Performance Characteristics:​

  1. Best Case:

    • O(mn) operations
    • Full table required
    • Complete solution
  2. Average Case:

    • O(mn) operations
    • Consistent performance
    • Predictable behavior
  3. Worst Case:

    • O(mn) operations
    • Space complexity trade-offs
    • Backtracking considerations

Summary:​

The Longest Common Subsequence Algorithm represents a fundamental solution in sequence analysis and comparison. Its dynamic programming approach efficiently solves the problem of finding the longest shared subsequence between two sequences, with applications ranging from bioinformatics to text processing.

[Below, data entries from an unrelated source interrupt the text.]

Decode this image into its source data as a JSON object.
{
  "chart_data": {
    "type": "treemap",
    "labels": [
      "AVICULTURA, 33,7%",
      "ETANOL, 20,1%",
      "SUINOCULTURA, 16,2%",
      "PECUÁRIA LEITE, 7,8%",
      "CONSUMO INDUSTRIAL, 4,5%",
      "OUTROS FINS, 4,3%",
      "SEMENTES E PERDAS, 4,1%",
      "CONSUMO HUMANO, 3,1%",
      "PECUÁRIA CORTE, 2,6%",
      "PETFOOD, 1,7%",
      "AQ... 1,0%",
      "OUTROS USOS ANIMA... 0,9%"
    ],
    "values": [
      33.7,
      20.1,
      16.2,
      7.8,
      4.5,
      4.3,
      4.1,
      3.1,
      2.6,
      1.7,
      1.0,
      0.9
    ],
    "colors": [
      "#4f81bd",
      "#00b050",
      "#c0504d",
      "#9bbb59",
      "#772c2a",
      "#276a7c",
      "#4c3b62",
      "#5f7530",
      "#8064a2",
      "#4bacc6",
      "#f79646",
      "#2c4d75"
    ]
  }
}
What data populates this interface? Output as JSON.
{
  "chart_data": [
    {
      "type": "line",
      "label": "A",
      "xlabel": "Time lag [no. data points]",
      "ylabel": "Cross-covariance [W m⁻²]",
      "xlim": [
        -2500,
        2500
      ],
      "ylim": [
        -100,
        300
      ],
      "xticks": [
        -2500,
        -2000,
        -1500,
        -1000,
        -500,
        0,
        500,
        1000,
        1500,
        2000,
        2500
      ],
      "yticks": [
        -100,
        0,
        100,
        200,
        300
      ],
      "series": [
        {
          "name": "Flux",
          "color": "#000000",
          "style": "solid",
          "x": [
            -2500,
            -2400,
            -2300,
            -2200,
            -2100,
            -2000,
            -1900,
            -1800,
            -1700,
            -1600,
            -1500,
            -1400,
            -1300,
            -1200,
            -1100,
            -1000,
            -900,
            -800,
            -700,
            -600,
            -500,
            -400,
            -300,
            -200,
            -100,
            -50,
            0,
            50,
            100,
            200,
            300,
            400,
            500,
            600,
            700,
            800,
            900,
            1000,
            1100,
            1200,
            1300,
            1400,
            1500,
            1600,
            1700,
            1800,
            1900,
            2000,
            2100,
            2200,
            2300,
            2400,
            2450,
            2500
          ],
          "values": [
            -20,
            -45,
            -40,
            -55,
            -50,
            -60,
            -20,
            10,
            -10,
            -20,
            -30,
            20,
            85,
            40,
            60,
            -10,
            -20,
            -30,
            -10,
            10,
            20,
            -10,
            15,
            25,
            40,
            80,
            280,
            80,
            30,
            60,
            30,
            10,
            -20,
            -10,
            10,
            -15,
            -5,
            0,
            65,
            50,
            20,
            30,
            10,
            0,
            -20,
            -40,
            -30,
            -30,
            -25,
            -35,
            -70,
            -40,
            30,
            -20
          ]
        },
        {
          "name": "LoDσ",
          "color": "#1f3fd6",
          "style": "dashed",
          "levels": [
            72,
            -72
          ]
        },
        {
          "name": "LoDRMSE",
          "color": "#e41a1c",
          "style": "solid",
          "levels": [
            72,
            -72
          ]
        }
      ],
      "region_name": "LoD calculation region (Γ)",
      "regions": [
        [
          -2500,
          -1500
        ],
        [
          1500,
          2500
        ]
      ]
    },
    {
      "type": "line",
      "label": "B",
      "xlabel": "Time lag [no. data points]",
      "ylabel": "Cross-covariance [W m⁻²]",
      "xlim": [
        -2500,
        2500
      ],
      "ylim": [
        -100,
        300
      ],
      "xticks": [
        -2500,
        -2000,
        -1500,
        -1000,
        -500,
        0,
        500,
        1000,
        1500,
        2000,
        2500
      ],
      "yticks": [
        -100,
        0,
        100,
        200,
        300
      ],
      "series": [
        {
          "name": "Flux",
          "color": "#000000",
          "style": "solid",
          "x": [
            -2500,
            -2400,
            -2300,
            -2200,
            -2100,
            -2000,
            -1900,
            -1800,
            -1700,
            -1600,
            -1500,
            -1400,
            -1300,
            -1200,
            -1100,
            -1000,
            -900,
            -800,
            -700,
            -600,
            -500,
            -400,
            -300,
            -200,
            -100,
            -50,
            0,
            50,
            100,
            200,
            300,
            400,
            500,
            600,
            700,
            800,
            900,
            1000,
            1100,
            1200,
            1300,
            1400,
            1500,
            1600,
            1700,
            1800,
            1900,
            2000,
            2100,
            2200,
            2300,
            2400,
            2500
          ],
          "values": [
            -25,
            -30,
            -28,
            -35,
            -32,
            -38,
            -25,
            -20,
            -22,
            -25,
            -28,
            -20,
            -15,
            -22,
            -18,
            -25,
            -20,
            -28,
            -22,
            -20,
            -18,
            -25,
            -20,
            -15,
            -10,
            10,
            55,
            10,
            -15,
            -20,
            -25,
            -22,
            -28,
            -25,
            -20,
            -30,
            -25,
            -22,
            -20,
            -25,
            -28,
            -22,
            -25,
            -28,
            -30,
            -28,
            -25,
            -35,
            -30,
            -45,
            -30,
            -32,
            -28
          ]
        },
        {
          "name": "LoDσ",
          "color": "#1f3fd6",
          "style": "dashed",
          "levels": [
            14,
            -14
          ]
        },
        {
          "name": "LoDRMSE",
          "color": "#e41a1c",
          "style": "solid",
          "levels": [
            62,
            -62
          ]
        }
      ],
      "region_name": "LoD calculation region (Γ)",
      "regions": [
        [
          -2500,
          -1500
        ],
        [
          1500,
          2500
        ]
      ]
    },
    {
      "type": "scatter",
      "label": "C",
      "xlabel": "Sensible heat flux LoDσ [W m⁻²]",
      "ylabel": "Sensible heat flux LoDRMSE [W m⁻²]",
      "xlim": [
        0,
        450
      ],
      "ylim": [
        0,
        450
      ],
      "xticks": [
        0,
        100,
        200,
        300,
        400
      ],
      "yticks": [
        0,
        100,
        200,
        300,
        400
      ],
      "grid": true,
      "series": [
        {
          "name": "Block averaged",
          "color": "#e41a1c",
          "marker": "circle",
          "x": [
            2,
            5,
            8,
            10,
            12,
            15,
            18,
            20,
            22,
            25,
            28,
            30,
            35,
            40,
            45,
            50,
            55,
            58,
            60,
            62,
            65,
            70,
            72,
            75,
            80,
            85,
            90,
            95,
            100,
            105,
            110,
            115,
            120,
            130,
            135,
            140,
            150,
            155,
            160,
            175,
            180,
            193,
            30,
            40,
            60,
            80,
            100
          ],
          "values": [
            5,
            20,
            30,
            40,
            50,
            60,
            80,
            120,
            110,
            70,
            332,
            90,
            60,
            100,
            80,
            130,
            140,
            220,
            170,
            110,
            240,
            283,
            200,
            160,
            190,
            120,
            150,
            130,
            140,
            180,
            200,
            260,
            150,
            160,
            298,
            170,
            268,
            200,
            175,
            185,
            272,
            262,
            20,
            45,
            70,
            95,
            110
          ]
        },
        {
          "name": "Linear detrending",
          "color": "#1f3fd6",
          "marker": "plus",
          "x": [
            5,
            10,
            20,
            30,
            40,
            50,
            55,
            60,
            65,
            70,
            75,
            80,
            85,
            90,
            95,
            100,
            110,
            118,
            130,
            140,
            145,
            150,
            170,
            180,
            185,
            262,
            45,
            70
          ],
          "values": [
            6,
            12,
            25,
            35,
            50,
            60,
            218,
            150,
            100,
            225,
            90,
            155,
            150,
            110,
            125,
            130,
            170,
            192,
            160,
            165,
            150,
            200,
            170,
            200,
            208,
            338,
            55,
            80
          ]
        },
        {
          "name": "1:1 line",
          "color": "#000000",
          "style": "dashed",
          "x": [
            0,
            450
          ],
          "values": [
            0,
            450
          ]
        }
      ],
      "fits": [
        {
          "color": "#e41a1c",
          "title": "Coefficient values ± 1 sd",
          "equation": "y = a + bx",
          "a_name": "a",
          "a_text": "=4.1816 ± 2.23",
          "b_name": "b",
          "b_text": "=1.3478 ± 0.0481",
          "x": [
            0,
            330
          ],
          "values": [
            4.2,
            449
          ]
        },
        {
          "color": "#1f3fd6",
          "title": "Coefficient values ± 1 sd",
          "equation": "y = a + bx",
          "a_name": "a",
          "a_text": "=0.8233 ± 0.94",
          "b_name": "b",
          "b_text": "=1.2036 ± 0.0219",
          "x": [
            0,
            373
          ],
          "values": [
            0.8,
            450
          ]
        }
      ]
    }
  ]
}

The algorithm's strength lies in its ability to handle non-contiguous matches while maintaining optimal solution guarantees. The implementation provides multiple approaches, from basic dynamic programming to space-optimized versions and variants that can find all possible solutions.

The practical applications of LCS extend beyond simple sequence matching to areas such as version control systems, DNA sequence analysis, and plagiarism detection. Its versatility and reliability make it a crucial tool in various fields where sequence comparison and analysis are essential.

The ability to handle different requirements through various implementation options (basic, space-optimized, all-solutions) makes it adaptable to different use cases while maintaining its fundamental efficiency in finding the longest common subsequence between strings.